The national figure for inspections is that penalties have been applied in 39pc of inspections with the average penalty €750.

The Department of Agriculture had defended the action being taken and pointed out in a statement yesterday afternoon, that Irish farming receives over €1.4 billion per annum in direct payments; the majority of this is from the EU Budget and the department are obliged to supervise the operation of the scheme in this country.

"Payments under various Farm Schemes are subject to compliance by the beneficiaries with the relevant EU Regulations and the specific terms and conditions of the schemes,” the statement said.

"In accordance with the requirements of EU Regulations, inspections are carried out at farm level by trained Department staff to ensure compliance by the beneficiaries and consistency in the outcome. Selection of farms for inspection can be random or risk based and many inspections are done by remote sensing (without the necessity of a visit). 

"The Department strives to ensure that farm visits are kept to a minimum and, where possible, that a number of schemes are covered in one visit.

"Where non-compliances are determined, a penalty may apply to payments in respect of the non-compliance on a sliding scale; the level of penalties is on average each year, quite small. The level of penalty varies across each county depending on land type, intensity of farming, etc."

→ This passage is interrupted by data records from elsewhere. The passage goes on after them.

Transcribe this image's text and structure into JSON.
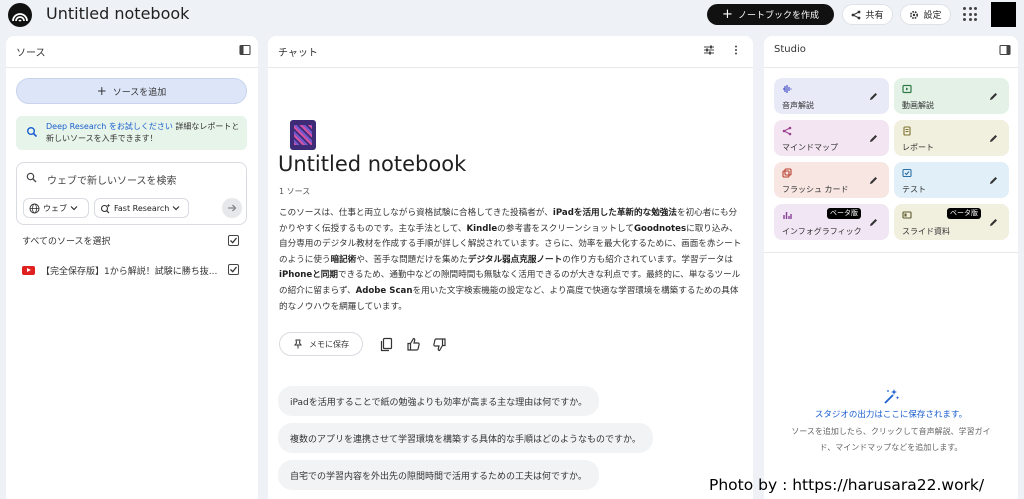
{
  "header": {
    "title": "Untitled notebook",
    "create_label": "ノートブックを作成",
    "share_label": "共有",
    "settings_label": "設定"
  },
  "sources": {
    "title": "ソース",
    "add_label": "ソースを追加",
    "deep_research": {
      "link": "Deep Research をお試しください",
      "text_line1": "詳細なレポートと",
      "text_line2": "新しいソースを入手できます！"
    },
    "search_placeholder": "ウェブで新しいソースを検索",
    "chip_web": "ウェブ",
    "chip_fast": "Fast Research",
    "select_all": "すべてのソースを選択",
    "items": [
      {
        "label": "【完全保存版】1から解説！試験に勝ち抜..."
      }
    ]
  },
  "chat": {
    "title": "チャット",
    "notebook_title": "Untitled notebook",
    "source_count": "1 ソース",
    "summary": [
      {
        "t": "このソースは、仕事と両立しながら資格試験に合格してきた投稿者が、"
      },
      {
        "t": "iPadを活用した革新的な勉強法",
        "b": true
      },
      {
        "t": "を初心者にも分かりやすく伝授するものです。主な手法として、"
      },
      {
        "t": "Kindle",
        "b": true
      },
      {
        "t": "の参考書をスクリーンショットして"
      },
      {
        "t": "Goodnotes",
        "b": true
      },
      {
        "t": "に取り込み、自分専用のデジタル教材を作成する手順が詳しく解説されています。さらに、効率を最大化するために、画面を赤シートのように使う"
      },
      {
        "t": "暗記術",
        "b": true
      },
      {
        "t": "や、苦手な問題だけを集めた"
      },
      {
        "t": "デジタル弱点克服ノート",
        "b": true
      },
      {
        "t": "の作り方も紹介されています。学習データは"
      },
      {
        "t": "iPhoneと同期",
        "b": true
      },
      {
        "t": "できるため、通勤中などの隙間時間も無駄なく活用できるのが大きな利点です。最終的に、単なるツールの紹介に留まらず、"
      },
      {
        "t": "Adobe Scan",
        "b": true
      },
      {
        "t": "を用いた文字検索機能の設定など、より高度で快適な学習環境を構築するための具体的なノウハウを網羅しています。"
      }
    ],
    "memo_label": "メモに保存",
    "suggestions": [
      "iPadを活用することで紙の勉強よりも効率が高まる主な理由は何ですか。",
      "複数のアプリを連携させて学習環境を構築する具体的な手順はどのようなものですか。",
      "自宅での学習内容を外出先の隙間時間で活用するための工夫は何ですか。"
    ]
  },
  "studio": {
    "title": "Studio",
    "tiles": [
      {
        "label": "音声解説",
        "icon": "audio-wave-icon",
        "bg": "#e8eaf8",
        "accent": "#4a55c8"
      },
      {
        "label": "動画解説",
        "icon": "video-icon",
        "bg": "#e3f1e6",
        "accent": "#2f7a45"
      },
      {
        "label": "マインドマップ",
        "icon": "mindmap-icon",
        "bg": "#f3e6f2",
        "accent": "#9a3f8e"
      },
      {
        "label": "レポート",
        "icon": "report-icon",
        "bg": "#f1efde",
        "accent": "#7a7330"
      },
      {
        "label": "フラッシュ カード",
        "icon": "flashcard-icon",
        "bg": "#f8e6e3",
        "accent": "#b8402e"
      },
      {
        "label": "テスト",
        "icon": "quiz-icon",
        "bg": "#e0eff8",
        "accent": "#2a70a8"
      },
      {
        "label": "インフォグラフィック",
        "icon": "infographic-icon",
        "bg": "#f1e6f3",
        "accent": "#8a3f9a",
        "beta": "ベータ版"
      },
      {
        "label": "スライド資料",
        "icon": "slides-icon",
        "bg": "#f1efde",
        "accent": "#5a5a2a",
        "beta": "ベータ版"
      }
    ],
    "empty_title": "スタジオの出力はここに保存されます。",
    "empty_desc_line1": "ソースを追加したら、クリックして音声解説、学習ガイ",
    "empty_desc_line2": "ド、マインドマップなどを追加します。"
  },
  "credit": "Photo by : https://harusara22.work/"
}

Farmers who are unhappy with penalties, they said, can has recourse to an internal Departmental review (by a different official) of the decision should he/she wish to challenge the outcome of an inspection, or can refer the matter to the Agricultural Appeals Office who will carry out an independent review of any decision.

They also can also refer the matter to the office of the Ombudsman should he/she wish to challenge the decision of the Agricultural Appeals Office.